Pendant votre TP, comment avez-vous extrait votre ADN?

Si vous avez utiliser un sel appelé Acétate d'Ammonium, c'est un composé qui permet la précipitation de l'ADN

[invitedd6cfa36]

Pendant votre TP, comment avez-vous extrait votre ADN?

Si vous avez utiliser un sel appelé Acétate d'Ammonium, c'est un composé qui permet la précipitation de l'ADN

Tout d'abord merci à votre réponse
pendant TP , on a préparé notre solution en trois étapes. Lapremière était l'ajout d'un tampon GET puisune solution NaOH et SDS et enfin une solution K-acétate

[invitee863e61a]

Tout d'abord merci à votre réponse
pendant TP , on a préparé notre solution en trois étapes.

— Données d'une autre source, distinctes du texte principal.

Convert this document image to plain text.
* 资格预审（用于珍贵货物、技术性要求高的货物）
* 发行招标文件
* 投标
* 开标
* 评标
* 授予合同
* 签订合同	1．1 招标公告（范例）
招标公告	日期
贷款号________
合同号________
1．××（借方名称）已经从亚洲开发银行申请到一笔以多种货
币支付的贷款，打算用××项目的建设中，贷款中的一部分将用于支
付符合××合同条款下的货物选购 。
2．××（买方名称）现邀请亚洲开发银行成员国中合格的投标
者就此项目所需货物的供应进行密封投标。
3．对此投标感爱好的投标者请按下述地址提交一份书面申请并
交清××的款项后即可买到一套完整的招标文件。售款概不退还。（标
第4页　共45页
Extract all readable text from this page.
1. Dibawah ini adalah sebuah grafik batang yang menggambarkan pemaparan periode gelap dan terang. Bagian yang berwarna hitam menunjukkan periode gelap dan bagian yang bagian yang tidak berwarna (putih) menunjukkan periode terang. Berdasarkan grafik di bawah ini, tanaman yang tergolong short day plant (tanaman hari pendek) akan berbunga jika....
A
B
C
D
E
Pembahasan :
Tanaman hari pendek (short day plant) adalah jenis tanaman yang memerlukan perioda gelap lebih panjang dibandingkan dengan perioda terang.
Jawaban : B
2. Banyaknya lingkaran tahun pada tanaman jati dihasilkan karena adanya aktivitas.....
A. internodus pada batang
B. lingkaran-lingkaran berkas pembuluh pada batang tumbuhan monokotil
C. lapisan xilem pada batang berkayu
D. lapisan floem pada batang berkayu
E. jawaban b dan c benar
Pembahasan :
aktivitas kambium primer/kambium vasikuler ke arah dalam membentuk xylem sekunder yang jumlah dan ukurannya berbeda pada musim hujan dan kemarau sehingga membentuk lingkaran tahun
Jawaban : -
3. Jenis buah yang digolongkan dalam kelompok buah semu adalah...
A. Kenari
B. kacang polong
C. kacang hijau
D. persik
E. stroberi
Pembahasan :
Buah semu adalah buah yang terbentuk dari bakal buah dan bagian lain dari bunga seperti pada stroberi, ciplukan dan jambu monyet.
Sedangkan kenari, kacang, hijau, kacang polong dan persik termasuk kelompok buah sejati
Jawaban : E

Lapremière était l'ajout d'un tampon GET puisune solution NaOH et SDS et enfin une solution K-acétate

Aurais-tu la composition du tampon GET?

Il semble que tu aies procédés par lyse alcaline:

- Lyse des cellules (avec le tampon GET sur un culot de cellules)
- Dénaturation des protéines au SDS
- Neutralisation à l'acétate de sodium : un gros précipité blanc a du apparaitre, ce sont les protéines
- Précipitation des ADN ou colonnes de kit?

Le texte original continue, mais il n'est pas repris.